Supreme Court wanted Uribe re-election bid to fail: WikiLeaks

The Colombian Supreme Court wanted former President Alvaro Uribe’s attempt to get re-elected in 2010 to fail because of an ongoing feud with the executive branch, according to a WikiLeaks cable released by newspaper El Espectador.

The “interbranch feud” between the judiciary and the executive began as a result of the DAS wiretapping scandal.

In a May 13, 2009, diplomatic cable sent to Washington, then-U.S. Ambassador William Brownfield described conversations with former Constitutional Court judge Mauricio Gonzalez in which the magistrate predicted that the struggle between the two branches of government would not be resolved quickly.

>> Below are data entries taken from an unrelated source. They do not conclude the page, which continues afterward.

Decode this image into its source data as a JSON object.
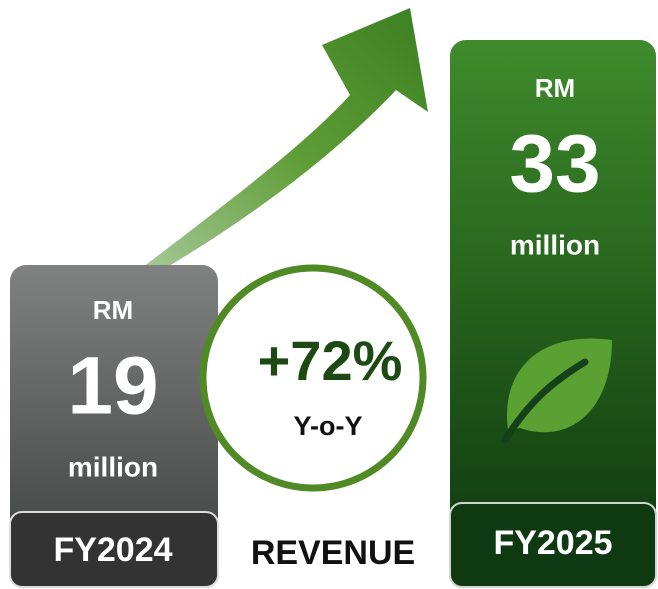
{
  "bars": [
    {
      "currency": "RM",
      "amount": "19",
      "unit": "million",
      "label": "FY2024"
    },
    {
      "currency": "RM",
      "amount": "33",
      "unit": "million",
      "label": "FY2025"
    }
  ],
  "growth": {
    "change": "+72%",
    "period": "Y-o-Y"
  },
  "caption": "REVENUE"
}
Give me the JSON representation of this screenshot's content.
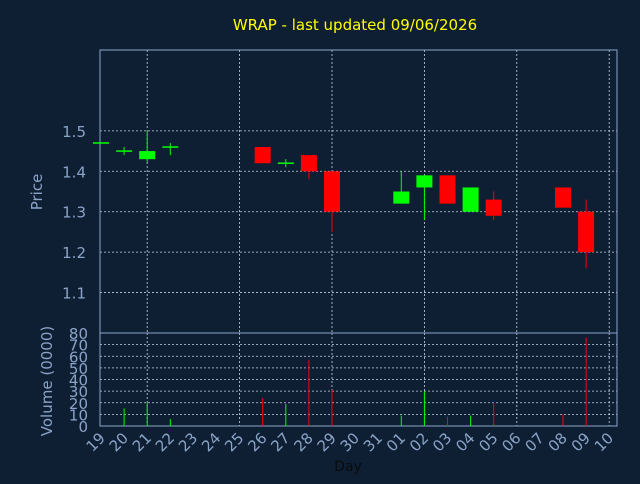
{
  "chart_data": {
    "type": "candlestick",
    "title": "WRAP - last updated 09/06/2026",
    "xlabel": "Day",
    "price_ylabel": "Price",
    "volume_ylabel": "Volume (0000)",
    "price_yticks": [
      "1.1",
      "1.2",
      "1.3",
      "1.4",
      "1.5"
    ],
    "price_ylim": [
      1.0,
      1.7
    ],
    "volume_yticks": [
      "0",
      "10",
      "20",
      "30",
      "40",
      "50",
      "60",
      "70",
      "80"
    ],
    "volume_ylim": [
      0,
      80
    ],
    "x_ticks": [
      "19",
      "20",
      "21",
      "22",
      "23",
      "24",
      "25",
      "26",
      "27",
      "28",
      "29",
      "30",
      "31",
      "01",
      "02",
      "03",
      "04",
      "05",
      "06",
      "07",
      "08",
      "09",
      "10"
    ],
    "grid": true,
    "colors": {
      "background": "#0f1f33",
      "plot_border": "#8aa4c8",
      "grid": "#c8d2e0",
      "up": "#00ff00",
      "down": "#ff0000",
      "title": "#ffff00",
      "axis_text": "#8aa4c8"
    },
    "candles": [
      {
        "day": "19",
        "open": 1.47,
        "high": 1.47,
        "low": 1.47,
        "close": 1.47,
        "volume": 0
      },
      {
        "day": "20",
        "open": 1.45,
        "high": 1.46,
        "low": 1.44,
        "close": 1.45,
        "volume": 15
      },
      {
        "day": "21",
        "open": 1.43,
        "high": 1.5,
        "low": 1.42,
        "close": 1.45,
        "volume": 20
      },
      {
        "day": "22",
        "open": 1.46,
        "high": 1.47,
        "low": 1.44,
        "close": 1.46,
        "volume": 6
      },
      {
        "day": "26",
        "open": 1.46,
        "high": 1.46,
        "low": 1.42,
        "close": 1.42,
        "volume": 24
      },
      {
        "day": "27",
        "open": 1.42,
        "high": 1.43,
        "low": 1.41,
        "close": 1.42,
        "volume": 19
      },
      {
        "day": "28",
        "open": 1.44,
        "high": 1.44,
        "low": 1.38,
        "close": 1.4,
        "volume": 57
      },
      {
        "day": "29",
        "open": 1.4,
        "high": 1.4,
        "low": 1.25,
        "close": 1.3,
        "volume": 31
      },
      {
        "day": "01",
        "open": 1.32,
        "high": 1.4,
        "low": 1.32,
        "close": 1.35,
        "volume": 9
      },
      {
        "day": "02",
        "open": 1.36,
        "high": 1.39,
        "low": 1.28,
        "close": 1.39,
        "volume": 30
      },
      {
        "day": "03",
        "open": 1.39,
        "high": 1.39,
        "low": 1.32,
        "close": 1.32,
        "volume": 8
      },
      {
        "day": "04",
        "open": 1.3,
        "high": 1.36,
        "low": 1.3,
        "close": 1.36,
        "volume": 9
      },
      {
        "day": "05",
        "open": 1.33,
        "high": 1.35,
        "low": 1.28,
        "close": 1.29,
        "volume": 20
      },
      {
        "day": "08",
        "open": 1.36,
        "high": 1.36,
        "low": 1.31,
        "close": 1.31,
        "volume": 10
      },
      {
        "day": "09",
        "open": 1.3,
        "high": 1.33,
        "low": 1.16,
        "close": 1.2,
        "volume": 76
      }
    ]
  }
}
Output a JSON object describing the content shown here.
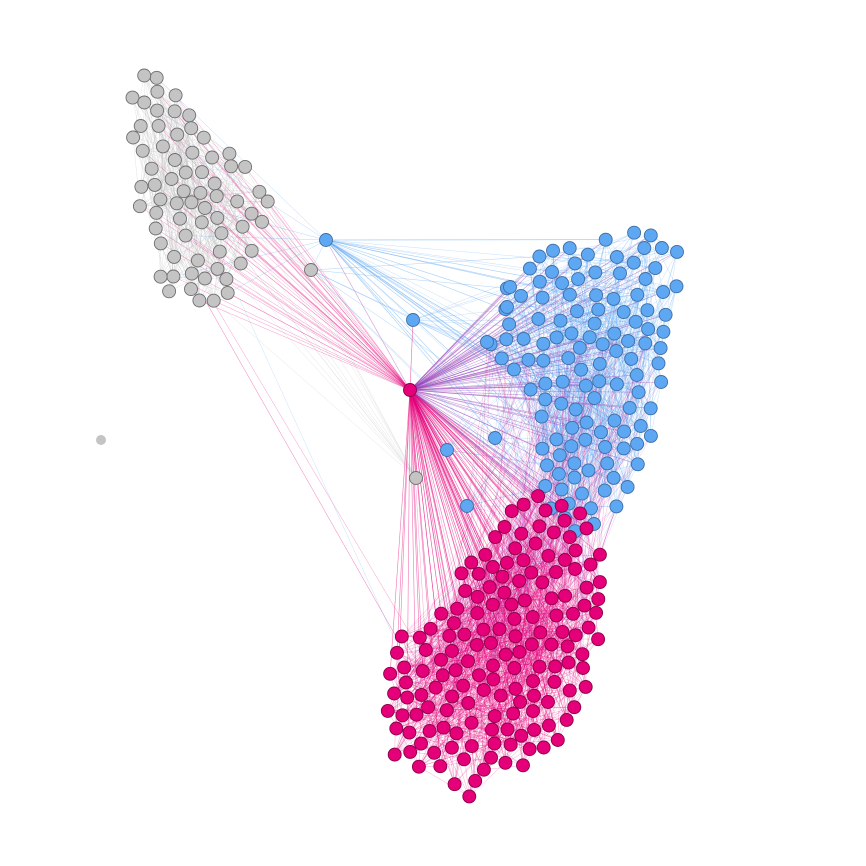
{
  "groups": [
    {
      "name": "gray",
      "fill": "#c4c4c4",
      "stroke": "#6f6f6f",
      "edge": "#c4c4c4"
    },
    {
      "name": "blue",
      "fill": "#5ea7f2",
      "stroke": "#3d6fa8",
      "edge": "#5ea7f2"
    },
    {
      "name": "pink",
      "fill": "#e5007a",
      "stroke": "#8a0048",
      "edge": "#e5007a"
    }
  ],
  "hubs": [
    {
      "group": 2,
      "role": "hub"
    },
    {
      "group": 1,
      "role": "connector-upper"
    },
    {
      "group": 1,
      "role": "connector-middle"
    },
    {
      "group": 0,
      "role": "connector-gray"
    },
    {
      "group": 0,
      "role": "connector-lower-gray"
    },
    {
      "group": 1,
      "role": "connector-lower-blue"
    },
    {
      "group": 1,
      "role": "connector-lower-blue-2"
    }
  ],
  "isolate": {
    "group": 0,
    "count": 1
  }
}
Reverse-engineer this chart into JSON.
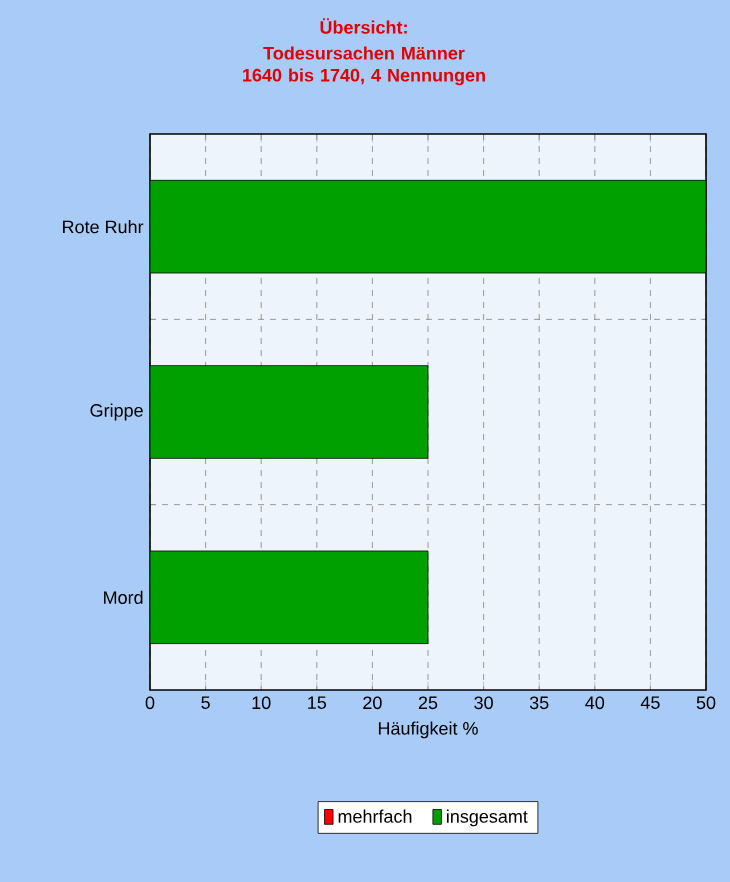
{
  "chart_data": {
    "type": "bar",
    "orientation": "horizontal",
    "stacked": true,
    "title": "Übersicht:",
    "subtitle": "Todesursachen Männer 1640 bis 1740, 4 Nennungen",
    "xlabel": "Häufigkeit %",
    "categories": [
      "Rote Ruhr",
      "Grippe",
      "Mord"
    ],
    "series": [
      {
        "name": "mehrfach",
        "color": "#ff0000",
        "values": [
          0,
          0,
          0
        ]
      },
      {
        "name": "insgesamt",
        "color": "#00a000",
        "values": [
          50,
          25,
          25
        ]
      }
    ],
    "xlim": [
      0,
      50
    ],
    "xticks": [
      0,
      5,
      10,
      15,
      20,
      25,
      30,
      35,
      40,
      45,
      50
    ],
    "grid": true,
    "legend": "bottom"
  }
}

“The Supreme Court wants to see Uribe’s re-election bid fail and various government officials incarcerated for the DAS’s activities,” said Gonzalez

The statement referred to Uribe’s attempt to run for a third term in office in 2010 after already altering the constitution to run for an unprecedented second term in 2006.

The judge told Brownfield that the government had failed to produce details about the DAS wire-tapping scandal to the court which, in his words, had squandered any goodwill to improve the relationship between Uribe and the judges.

Former chief of the DAS counter-intelligence Jorge Alberto Lagos attributed the deterioration of the relationship between the court and the government to the involvement of Uribe’s advisor, Jose Obdulia Gaviria, and his personal secretary Bernardo Moreno, in the illegal wiretapping of Supreme Court judges.

In October 2010, Moreno was barred from holding public office for 18 years after a Supreme Court judge convicted him of ordering the DAS to carry out illegal wiretaps. Gaviria is currently under criminal investigation.

Former director of DAS Andres Peñate told the U.S. ambassador that he feared the Supreme Court was looking for scapegoats and that the judges “would not be happy until government officials — ideally Jose Obdulia Gaviria — were imprisoned.”

In a separate WikiLeaks cable released in February, Peñate accused Obdulio Gaviria of ordering illegal wiretapping of the U.S. ambassador. Peñate himself is currently under investigation for involvement in the scandal.

The executive branch “turned up the heat” against the judiciary as well, with former Partido de la U president Luis Carlos Restrepo renewing his request that Congress investigate several Supreme Court judges for their alleged links to narco-traffickers.

Brownfield wrote that in regard to the ongoing feud between the judicial and executive branches, “most observers see no end in sight.”